The News
The chaos in the Democratic Party looks likely to swamp the Republican National Convention, leaving Donald Trump in an unusual situation: unable to get attention.
Reporters (this one included) are delaying their trips to Milwaukee for the Republican National Convention to cover Joe Biden’s attempt to hang on to power, while the ones who make it to Wisconsin may well be trapped in hotel rooms and media files, ignoring the event’s set pieces for the high-stakes story back east.
Trump’s campaign says they’re pleased enough to leave the media covering the other party’s disarray. “Our job is to make as little news as possible,” said one ally. Democrats, who don’t know who their nominee will be by this time next week, don’t exactly have a plan. But in the newly dynamic US political landscape, their party finally has voters paying attention.
In this article:
Ben’s view
Attention is hardly the only currency in politics. But in the 21st Century, it has proven a valuable and elusive one. And I’m not sure Trump’s aides are correct to make the unusual — for Trump, for politics — bet that the less attention the Republican nominee gets, the better.
In fact, the Democrats’ crisis also exposes Trump’s unexpected weakness: He has grown, in the media term of art, boring.
“3rd Trump RNC vs. history in the making next week by the minute?” texted one prominent television producer. “I know what I’m watching.”
Perhaps that’s fine with Trump, an unpopular candidate sitting on a solid, if modest, lead. Republicans have already shifted RNC rules so that he can name his vice presidential nominee as late as possible, giving him a chance to time the news for maximum coverage. Trump, a showman, loves a surprise, so perhaps he’ll diverge from the safe list of candidates currently in circulation. But it’s hard to see a rapprochement with Marco Rubio, or the ascendancy of Doug Burgum, making much of an impact on this news cycle.

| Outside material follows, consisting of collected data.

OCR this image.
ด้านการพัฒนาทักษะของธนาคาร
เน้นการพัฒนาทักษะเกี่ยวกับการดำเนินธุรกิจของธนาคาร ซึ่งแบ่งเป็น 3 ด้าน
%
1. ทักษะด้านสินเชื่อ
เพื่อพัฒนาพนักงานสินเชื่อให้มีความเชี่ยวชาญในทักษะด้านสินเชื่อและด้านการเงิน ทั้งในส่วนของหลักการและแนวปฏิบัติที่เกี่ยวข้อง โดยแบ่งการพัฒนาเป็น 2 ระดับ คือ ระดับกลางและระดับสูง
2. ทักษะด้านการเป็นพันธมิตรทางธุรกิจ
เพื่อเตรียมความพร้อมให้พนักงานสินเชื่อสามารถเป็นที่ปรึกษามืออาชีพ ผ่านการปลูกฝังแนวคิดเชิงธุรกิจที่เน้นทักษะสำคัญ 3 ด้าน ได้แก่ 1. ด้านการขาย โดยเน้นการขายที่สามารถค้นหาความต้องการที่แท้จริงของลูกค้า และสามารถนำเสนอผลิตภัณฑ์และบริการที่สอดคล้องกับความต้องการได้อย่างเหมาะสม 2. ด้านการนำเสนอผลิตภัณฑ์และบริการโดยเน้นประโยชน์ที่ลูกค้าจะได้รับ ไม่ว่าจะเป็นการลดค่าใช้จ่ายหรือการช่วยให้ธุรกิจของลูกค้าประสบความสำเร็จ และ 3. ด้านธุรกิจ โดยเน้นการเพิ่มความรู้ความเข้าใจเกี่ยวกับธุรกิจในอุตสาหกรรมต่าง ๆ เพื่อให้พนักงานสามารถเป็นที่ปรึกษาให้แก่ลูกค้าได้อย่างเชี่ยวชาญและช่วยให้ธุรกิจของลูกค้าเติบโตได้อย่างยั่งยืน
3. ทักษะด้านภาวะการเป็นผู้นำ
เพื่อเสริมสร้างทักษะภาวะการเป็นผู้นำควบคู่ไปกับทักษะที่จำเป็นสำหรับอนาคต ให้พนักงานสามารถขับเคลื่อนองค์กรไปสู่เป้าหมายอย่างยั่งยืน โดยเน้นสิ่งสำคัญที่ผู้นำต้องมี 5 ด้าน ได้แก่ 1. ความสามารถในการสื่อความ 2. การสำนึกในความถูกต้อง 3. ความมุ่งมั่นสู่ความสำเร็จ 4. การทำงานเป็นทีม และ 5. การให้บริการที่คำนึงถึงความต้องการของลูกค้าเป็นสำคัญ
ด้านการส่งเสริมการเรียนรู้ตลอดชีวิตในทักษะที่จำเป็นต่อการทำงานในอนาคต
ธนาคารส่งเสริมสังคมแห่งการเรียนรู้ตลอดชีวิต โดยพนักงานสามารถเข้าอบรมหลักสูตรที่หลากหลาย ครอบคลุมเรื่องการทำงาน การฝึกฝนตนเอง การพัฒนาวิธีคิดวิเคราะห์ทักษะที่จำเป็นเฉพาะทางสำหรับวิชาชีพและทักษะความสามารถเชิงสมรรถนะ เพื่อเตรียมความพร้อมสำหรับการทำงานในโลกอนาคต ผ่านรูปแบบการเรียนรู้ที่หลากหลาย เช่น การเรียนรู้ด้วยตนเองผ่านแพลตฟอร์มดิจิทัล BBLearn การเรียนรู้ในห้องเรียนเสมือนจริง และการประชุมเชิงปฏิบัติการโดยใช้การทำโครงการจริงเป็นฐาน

And if Biden is no longer the Democratic nominee next week, his party could easily drown out, or reframe, the Republican convention. A shock new presumptive Democratic nominee, say Kamala Harris, campaigning outside the Fiserv Forum in Milwaukee would be far more compelling than anything happening inside the building.
Room for Disagreement
“I don’t think anyone at the RNC will really care if they are overshadowed by the DNC in disarray. It’s a win either way for them,” said a former top MSNBC executive, Jonathan Wald, who now produces the Don Lemon Show. (He added that there is “a list of people who should thank Joe Biden for his awful debate showing who were otherwise in the media spotlight, including but not limited to Will Lews at the Washington Post, Bibi Netanyahu, and Kevin Costner for the ‘Horizon’ bomb.”
The View From London
Democrats, grasping at straws, have looked to the surprise right-wing defeat in France and the collapse of the Tory Party in Britain for hope. But one close observer of British politics noted another trend in a conversation Friday: How swiftly voters’ allegiances may shift, and how much new information they can take in over what used to be considered a short period of time. It only took a month for Nigel Farage’s Reform UK party, and for a group of pro-Palestinian independent candidates, to emerge from nowhere to scoop up hundreds of thousands of votes and a handful of seats in parliament. In France, everyone from committed communists to business-oriented centrists coordinated in a mad dash after the far right led the first round of voting. In 2024, three months is an eternity.